The Ethical Dimension: Who Deserves the Grain?
When we ask “who owns the rice that is going on?” we inevitably confront ethical questions about food justice:
- Food Sovereignty – The principle that people have the right to define their own food systems. It argues that the ultimate owner of rice is the consumer‑community that relies on it for nourishment, not the distant shareholder.
- Equitable Distribution – While global rice production exceeds 750 million tonnes annually, more than 30 % of the world’s population still experiences chronic food insecurity. Ownership, in this sense, carries a moral duty to see to it that excess does not become waste while scarcity persists elsewhere.
- Labor Rights – In many large‑scale operations, seasonal laborers work under precarious conditions. Recognising them as co‑owners of the harvest—through profit‑sharing schemes or guaranteed wages—aligns ownership with dignity.

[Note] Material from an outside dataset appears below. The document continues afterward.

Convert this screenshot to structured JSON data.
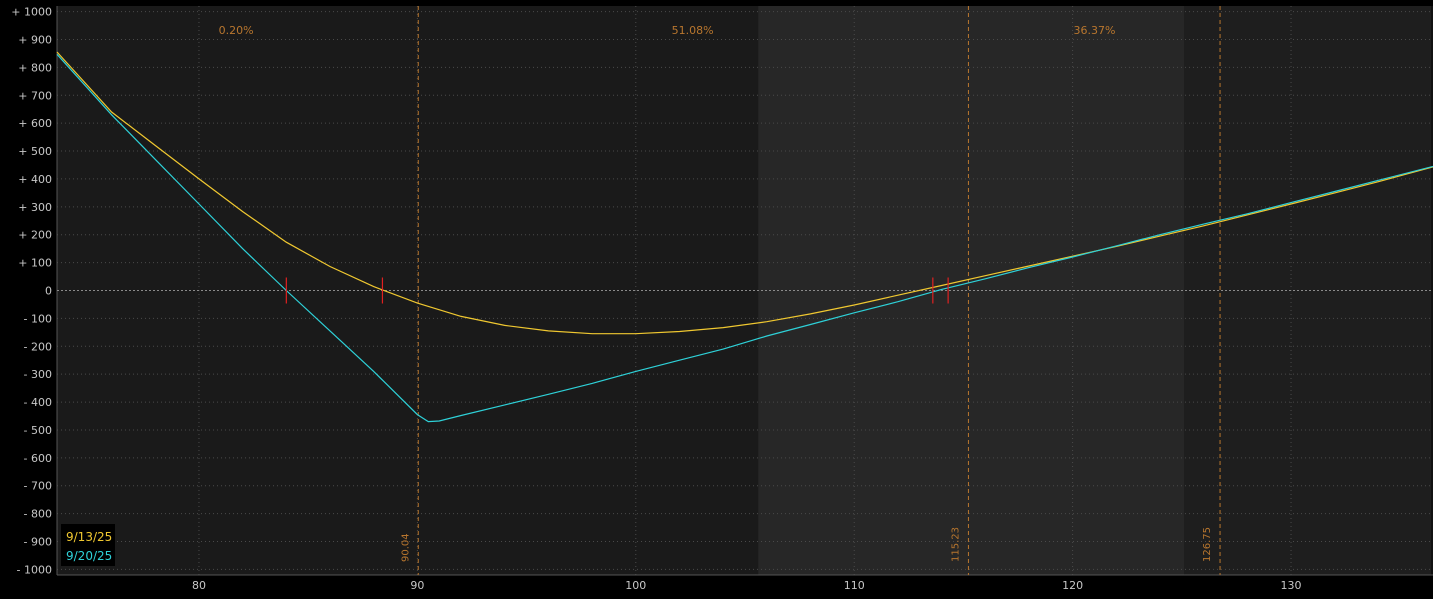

A Snapshot of the Rice Continuum
| Region | Dominant Ownership Model | Notable Initiative |
|---|---|---|
| Japan | Smallholder + Government Support | “Rice Revitalisation Plan” – subsidies for heritage varieties |
| Vietnam | Contract Farming with Multinationals | “Golden Rice” pilot – biofortified rice for vitamin A |
| Nigeria (Emerging rice belt) | Public‑Private Partnerships | “Agric‑Tech Hubs” – mobile apps for market price transparency |
| California, USA | Corporate + Cooperative | “Sustainable Rice Coalition” – water‑saving laser leveling |
These examples show that the continuum of ownership is not linear but a web of interdependence, each node influencing the flow of rice “that is going on.”
Conclusion
The owner of the rice that is going on cannot be reduced to a single name on a deed. Also, it is a living tapestry woven from the hands that sow, the soils that nurture, the water that carries, and the policies that govern. From ancient communal stewardship to modern corporate contracts, from climate‑driven ecological re‑ownership to digital traceability, each layer adds depth to the story of rice—a grain that has fed humanity for millennia and continues to do so Most people skip this — try not to..
Understanding this multifaceted ownership compels us to ask not only who holds the title, but who bears the responsibility for the grain’s future. When we recognise that ownership is as much about caretaking as it is about control, we open pathways to a more resilient, equitable, and sustainable rice system—one where the rice truly goes on for every generation that depends on it.